Por outro lado, a maior parte de nós, tratando-se de corredores/desportistas amadores, tem diariamente outras obrigações, de carácter profissional e familiar, com toda a certeza mais importantes, (não querendo entrar em polémicas, fica ao critério de cada um hierarquizar e estabelecer prioridades nas suas próprias vidas), que absorvem grande parte da disponibilidade, não restando, por vezes, muito tempo para aquilo que alguém designou como a mais importante das coisas secundárias da vida - o desporto.

No meu caso pessoal, estando, de algum tempo a esta parte, envolvido com uma equipa de triatlo amador e sendo confessamente um gajo com uma tendência inata para cair em extremismos (aqui faço mea culpa), tenho tido ultimamente alguma dificuldade em balancear todas as componentes importantes da existência e descurado inadvertidamente o tempo familiar em prol do treino. Para cúmulo, a minha filhota de dois anos está naquela fase engraçadíssima própria desta idade, e sinto que, se não lhe dedico tempo agora, perco irremediavelmente capítulos irrepetíveis do filme da sua vida.

Se permaneço em casa, confortavelmente instalado no sofá brincando com a pequenota, fico de tal forma ansioso e irritadiço por não ter saído para treinar (tal como aconteceu, por exemplo, ontem), que depois ninguém me atura; se, pelo contrário, vou treinar, sinto, nas minhas mulher e filha, aquele olhar acusador de abandono (ou talvez seja apenas o meu próprio sentimento de culpa a dar o alerta).

Assim que, por estes dias, sinto-me bastante dividido já que, perdoem-me o cliché, estes só têm 24 hrs. Já pensei em pôr em prática a técnica adoptada pelo Dean Karnazes de , roubando tempo ao sono, correr de madrugada. O problema é que nem consigo acordar, nem fisiologicamente obtenho o mesmo rendimento de manhã (isto sei-o por experiência própria).
Certo é que vou inserir mais dias semanais de descanso no meu plano de treino, dedicando esse tempo à família (mato assim dois coelhos de uma só cajadada já que o descanso é componente fundamental de qualquer plano de treino e, quando não contemplado, incorre-se no risco de cair em overtraining).

Fazendo tenção de competir em provas de triatlo já na próxima época (uma modalidade especialmente absorvente em termos de treino), poderia também adoptar o estratagema utilizado por alguns dos meus colegas de equipa que aproveitam o intervalo para almoço para treinar indo, por exemplo, à piscina. No meu caso pessoal, porém, penso ser pouco exequível.

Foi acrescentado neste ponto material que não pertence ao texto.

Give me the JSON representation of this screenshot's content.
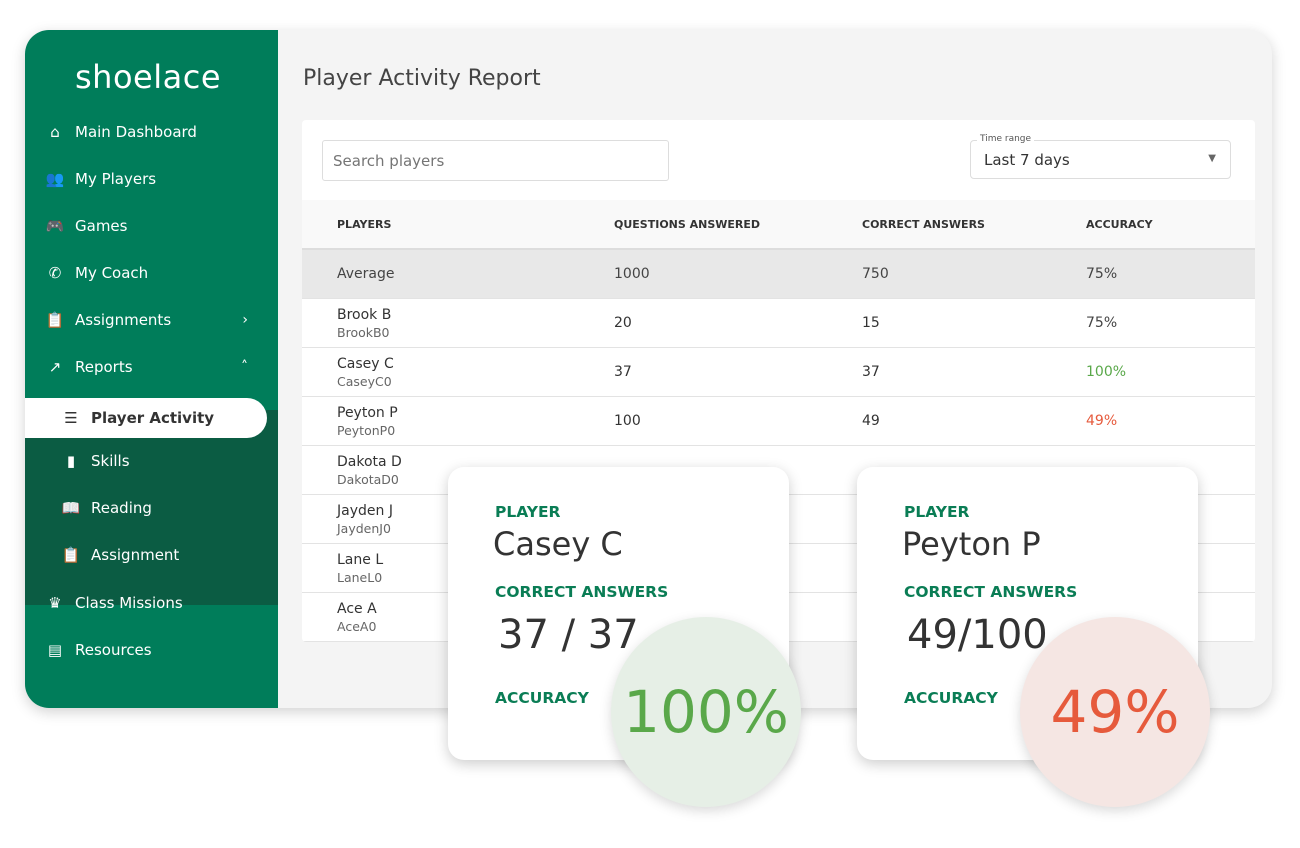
{
  "brand": "shoelace",
  "sidebar": {
    "items": [
      {
        "label": "Main Dashboard",
        "icon": "home-icon"
      },
      {
        "label": "My Players",
        "icon": "players-icon"
      },
      {
        "label": "Games",
        "icon": "gamepad-icon"
      },
      {
        "label": "My Coach",
        "icon": "whistle-icon"
      },
      {
        "label": "Assignments",
        "icon": "clipboard-icon"
      },
      {
        "label": "Reports",
        "icon": "trending-up-icon"
      },
      {
        "label": "Player Activity",
        "icon": "player-list-icon"
      },
      {
        "label": "Skills",
        "icon": "bar-chart-icon"
      },
      {
        "label": "Reading",
        "icon": "book-icon"
      },
      {
        "label": "Assignment",
        "icon": "clipboard-icon"
      },
      {
        "label": "Class Missions",
        "icon": "crown-icon"
      },
      {
        "label": "Resources",
        "icon": "resources-icon"
      }
    ]
  },
  "page": {
    "title": "Player Activity Report"
  },
  "filters": {
    "search_placeholder": "Search players",
    "time_label": "Time range",
    "time_value": "Last 7 days"
  },
  "table": {
    "columns": [
      "PLAYERS",
      "QUESTIONS ANSWERED",
      "CORRECT ANSWERS",
      "ACCURACY"
    ],
    "average": {
      "name": "Average",
      "questions": "1000",
      "correct": "750",
      "accuracy": "75%"
    },
    "rows": [
      {
        "name": "Brook B",
        "user": "BrookB0",
        "questions": "20",
        "correct": "15",
        "accuracy": "75%"
      },
      {
        "name": "Casey C",
        "user": "CaseyC0",
        "questions": "37",
        "correct": "37",
        "accuracy": "100%"
      },
      {
        "name": "Peyton P",
        "user": "PeytonP0",
        "questions": "100",
        "correct": "49",
        "accuracy": "49%"
      },
      {
        "name": "Dakota D",
        "user": "DakotaD0"
      },
      {
        "name": "Jayden J",
        "user": "JaydenJ0"
      },
      {
        "name": "Lane L",
        "user": "LaneL0"
      },
      {
        "name": "Ace A",
        "user": "AceA0"
      }
    ]
  },
  "cards": [
    {
      "player_label": "PLAYER",
      "name": "Casey C",
      "correct_label": "CORRECT ANSWERS",
      "correct": "37 / 37",
      "accuracy_label": "ACCURACY",
      "accuracy": "100%",
      "accuracy_pct": 100
    },
    {
      "player_label": "PLAYER",
      "name": "Peyton P",
      "correct_label": "CORRECT ANSWERS",
      "correct": "49/100",
      "accuracy_label": "ACCURACY",
      "accuracy": "49%",
      "accuracy_pct": 49
    }
  ],
  "colors": {
    "brand": "#007d5a",
    "good": "#5aa84a",
    "bad": "#e65a3c"
  }
}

Perdoem-me os desabafos públicos mas sentia esta necessidade, como processo catártico, de condensar pela escrita este turbilhão de sentimentos e ideias que me têm assaltado o espírito ultimamente e que serão porventura comungados por mais gente.

Sabendo de antemão que os dias não esticam e que, matematicamente e na melhor das hipóteses, só dispomos de cerca de um terço do dia para fazer aquilo que realmente gostamos (os outros dois são gastos a dormir e a trabalhar), todas as sugestões para uma gestão equilibrada do tempo são bem-vindas . Pelo menos até que a sorte decida bafejar-me com um primeiro prémio no Euromilhões!!! Aí passaria a dispor, a meu bel-prazer, de dois terços do dia!!! Para que isso aconteça será mais fácil prescindires do sono - pensarão imediatamente vocês.

Comments (11)

On August 27, 2009 at 6:56 PM , Anonymous said...

Gostei do desabafo e compreendo-o perfeitamente.

A questão que se impõe é:

tu por acaso tens jogado no euromilhões, para que um dia possas fazer apenas o que gostas? (brincar com a filhota e treinar)

 
On August 27, 2009 at 7:17 PM , Quique said...

Eu também sou viciado em formação e se um dia eu tenho que correr não ficar com raiva e sair como eu fiz algo errado.

Conciliando esporte e da família é muito complicado, eu não irritante às vezes que, por volta das 7h. O ruim é o dia da concorrência ... não é quando eu tenho mais problemas.

Eu espero que você me entende, eu estou traduzindo com o Google ... desculpe se eu cometer um erro.

saudações
Quique

 
On August 28, 2009 at 3:10 AM , Anonymous said...

GOSTEI DO QUE LI E PARTILHO O TEU PENSAMENTO E AS TUAS FRUSTAÇÕES E ALEGRIAS E PENSO QUE NA GENERALIDADE DAS DITAS TRADICIONAIS FAMILIAS É ASSIM....MAS SÓ QUEM SENTE O QUE TU TAMBÉM SENTES EM RELAÇÃO AO NÃO TREINAR... SÓ TE PODE ENTEDER COMO EU TAMBÉM ENTENDO...SÓ QUEM PASSA POR ELAS E TEM ESTE VICIO QUE É "CASTIGAR" O CORPO E O PRAZER QUE ISSO NOS DÁ...
LOL
;) ABRAÇO AMIGO
N. SACRA

 
On August 28, 2009 at 9:28 AM , Guy de Maupassant said...


Meu amigo Alien:

Por acaso até jogo semanalmente ainda que o mínimo (2 aérios). Por falar nisso ainda não conferi a chave do último sorteio. Às tantas até já estou milionário...

 
On August 28, 2009 at 9:56 AM , Guy de Maupassant said...


Quique:

Gracias una vez más por su visita!

Puede comentar en español que lo entiendo perfectamente!!! Además el traductor que usted está empleando no es muy bueno...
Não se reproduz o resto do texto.